Константин улыбнулся, представив себе старого поэта, высокого, сухопарого, с длинной седой бородой. Вот он ходит по кабинету, опираясь на палку, сильно прихрамывая, взглядывает на развешанные картины — под старость Полонский взялся за кисть — и размышляет, как бы это прилично поступить с книгой, которая лежит у него на письменном столе и смущает его, и затрудняет ответ.

«Не помню, — написал Полонский, — кто-то мне говорил, что Вы дилетант в поэзии, а хвалить Вас следует, потому что Вы единственное лицо из Царской Фамилии, которое после Екатерины Великой настолько любит и понимает значение литературы, что само берется за перо, переводит, пишет — умственному труду посвящает свои досуги… Но кто мне говорил — ошибается… Читая книжку Вашего Высочества, я провижу в ней нечто более существенное, чем простой дилетантизм».

* * *

— Моего «Возрожденного Манфреда» почти не заметили… Я впервые пробовал себя в драме, вернее в драматическом отрывке.
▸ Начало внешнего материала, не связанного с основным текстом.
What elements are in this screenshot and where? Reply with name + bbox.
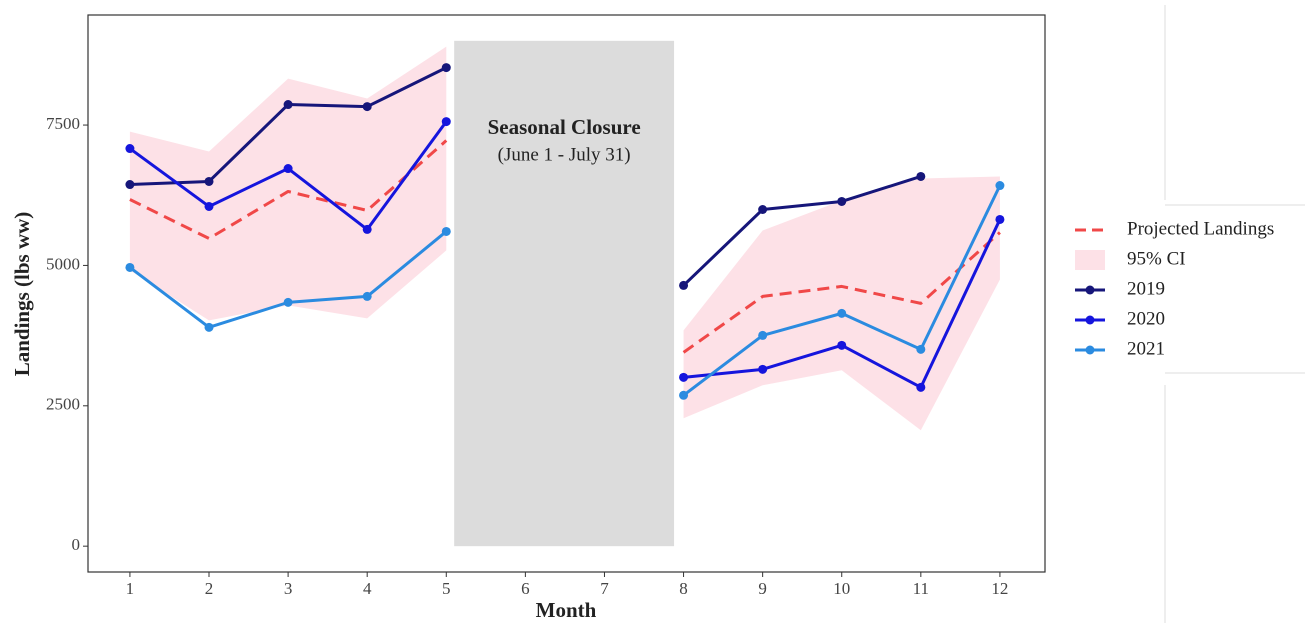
x-tick-label: 11: [913, 579, 929, 598]
data-point: [916, 171, 926, 181]
y-tick-label: 2500: [46, 395, 80, 414]
data-point: [837, 340, 847, 350]
x-tick-label: 6: [521, 579, 530, 598]
data-point: [679, 280, 689, 290]
legend-label: Projected Landings: [1127, 218, 1274, 239]
data-point: [995, 214, 1005, 224]
ci-band: [129, 46, 447, 321]
data-point: [125, 180, 135, 190]
legend-label: 95% CI: [1127, 248, 1186, 269]
data-point: [441, 117, 451, 127]
data-point: [679, 390, 689, 400]
data-point: [125, 262, 135, 272]
data-point: [758, 205, 768, 215]
legend-label: 2020: [1127, 308, 1165, 329]
legend-marker: [1085, 345, 1095, 355]
data-point: [204, 201, 214, 211]
data-point: [916, 382, 926, 392]
series-line: [129, 139, 448, 240]
plot-frame: [87, 14, 1046, 573]
x-tick-label: 8: [679, 579, 688, 598]
legend-label: 2019: [1127, 278, 1165, 299]
y-tick-label: 7500: [46, 114, 80, 133]
data-point: [679, 372, 689, 382]
data-point: [362, 291, 372, 301]
data-point: [204, 176, 214, 186]
x-axis-title: Month: [536, 598, 597, 622]
data-point: [204, 322, 214, 332]
y-tick-label: 5000: [46, 254, 80, 273]
data-point: [362, 224, 372, 234]
x-tick-label: 2: [205, 579, 214, 598]
data-point: [441, 63, 451, 73]
y-tick-label: 0: [72, 535, 81, 554]
data-point: [125, 144, 135, 154]
x-tick-label: 5: [442, 579, 451, 598]
legend-swatch: [1075, 250, 1105, 270]
closure-label: Seasonal Closure: [488, 115, 641, 139]
x-tick-label: 9: [758, 579, 767, 598]
series-line: [682, 231, 1001, 354]
legend-marker: [1085, 285, 1095, 295]
legend-marker: [1085, 315, 1095, 325]
data-point: [837, 308, 847, 318]
ci-band: [683, 176, 1000, 431]
data-point: [995, 181, 1005, 191]
legend-label: 2021: [1127, 338, 1165, 359]
data-point: [758, 330, 768, 340]
data-point: [441, 226, 451, 236]
x-tick-label: 7: [600, 579, 609, 598]
data-point: [283, 297, 293, 307]
data-point: [758, 364, 768, 374]
data-point: [283, 100, 293, 110]
x-tick-label: 4: [363, 579, 372, 598]
x-tick-label: 3: [284, 579, 293, 598]
x-tick-label: 12: [991, 579, 1008, 598]
closure-region: [454, 40, 675, 547]
x-tick-label: 10: [833, 579, 850, 598]
series-line: [682, 175, 922, 287]
data-point: [916, 344, 926, 354]
x-tick-label: 1: [126, 579, 135, 598]
y-axis-title: Landings (lbs ww): [10, 212, 34, 377]
closure-sublabel: (June 1 - July 31): [498, 144, 631, 165]
data-point: [362, 102, 372, 112]
data-point: [283, 164, 293, 174]
data-point: [837, 196, 847, 206]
Хотел изобразить Манфреда в его загробной жизни и начал там, где Байрон закончил свою поэму. [30]Фет не сказал ни слова. Страхов даже не заметил, Майков написал, что по поводу «Манфреда» можно о многом поговорить. Но не поговорил. Суждения Гончарова и Полонского противоречивы. Иван Александрович категорически сказал, что «Манфред», скопированный с колоссальных образцов Байрона и Гёте, [31]— бледен. Он — плод ума, а не сердца и фантазии… Короче говоря, обругал.
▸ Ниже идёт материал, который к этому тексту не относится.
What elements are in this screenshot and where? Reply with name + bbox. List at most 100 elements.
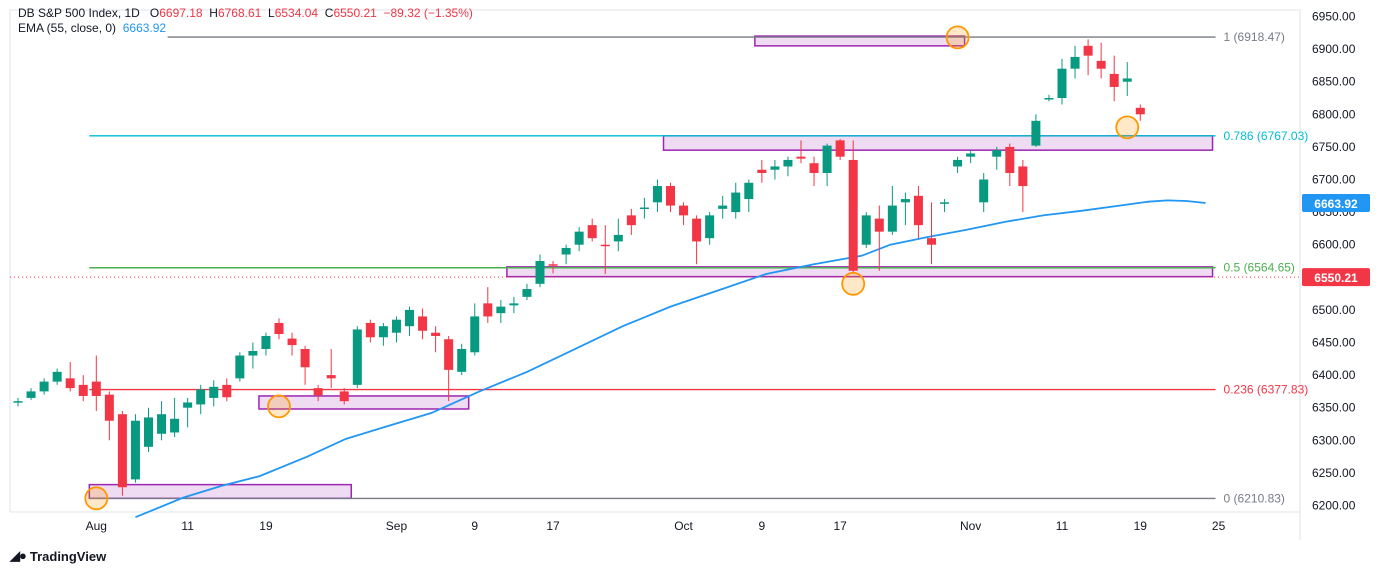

Константин ходил кругами вокруг кресла жены. Лиза что-то вышивала, но бросила рукоделие и стала внимательно слушать.

— И Полонский так думает?

— Не совсем. Он смеется над тем, что «Новое время» обозвало моего «Манфреда» «мистерией», как что-то туманное и неудобопонятное. А ему все понятно, и смысл драмы, и ее стихи он считает получше ямбов моего перевода «Мессинской невесты» Шиллера.

— Так что же тебя заботит?

— Сам не пойму. Полонский, в отличие от Гончарова, хвалит стихи, в которых я одушевил тучи, гром, молнию, их разговоры между собой. Пишет, стихи эти так хороши, что, когда он прочел их сыну, тот пришел в восторг и закричал: «Ставь пять с крестом!» — это высший балл в его гимназии.

— Ну и поставил? — Лиза, засмеявшись, встала и поцеловала мужа. — Вот видишь…

— Не поставил… Пишет, что стих «О прибрежье скал…» с ударением на «О» неблагозвучен. Гончаров сердится…

— Не может этот добрый, любезный человек сердиться. Он просто, по его же словам, болен неизлечимой болезнью — старостью, и потому бывает раздражителен. Прочитай мне его слова о «Манфреде».

вернуться

30

Джордж Гордон Байрон (1788–1824) написал драматическую поэму «Манфред» в 1817 году. — Прим. ред.

вернуться

31

В критике часто сравнивают байроновского Манфреда и гётевского Фауста. Да и сам Гёте (1749–1832) по выходе в свет поэмы Байрона писал: «Этот своеобразный талантливый поэт воспринял моего „Фауста“ и, в состоянии ипохондрии, извлек из него особенную пищу…» Близость героев Байрона и Гёте отметил, в частности, В. Г. Белинский (1811–1848): «Байронов „Манфред“ и Гётев „Фауст“ — ‹…› поэтические апофеозы распавшейся натуры внутреннего человека, через рефлексию стремящегося к утраченной полноте жизни…» — Прим. ред.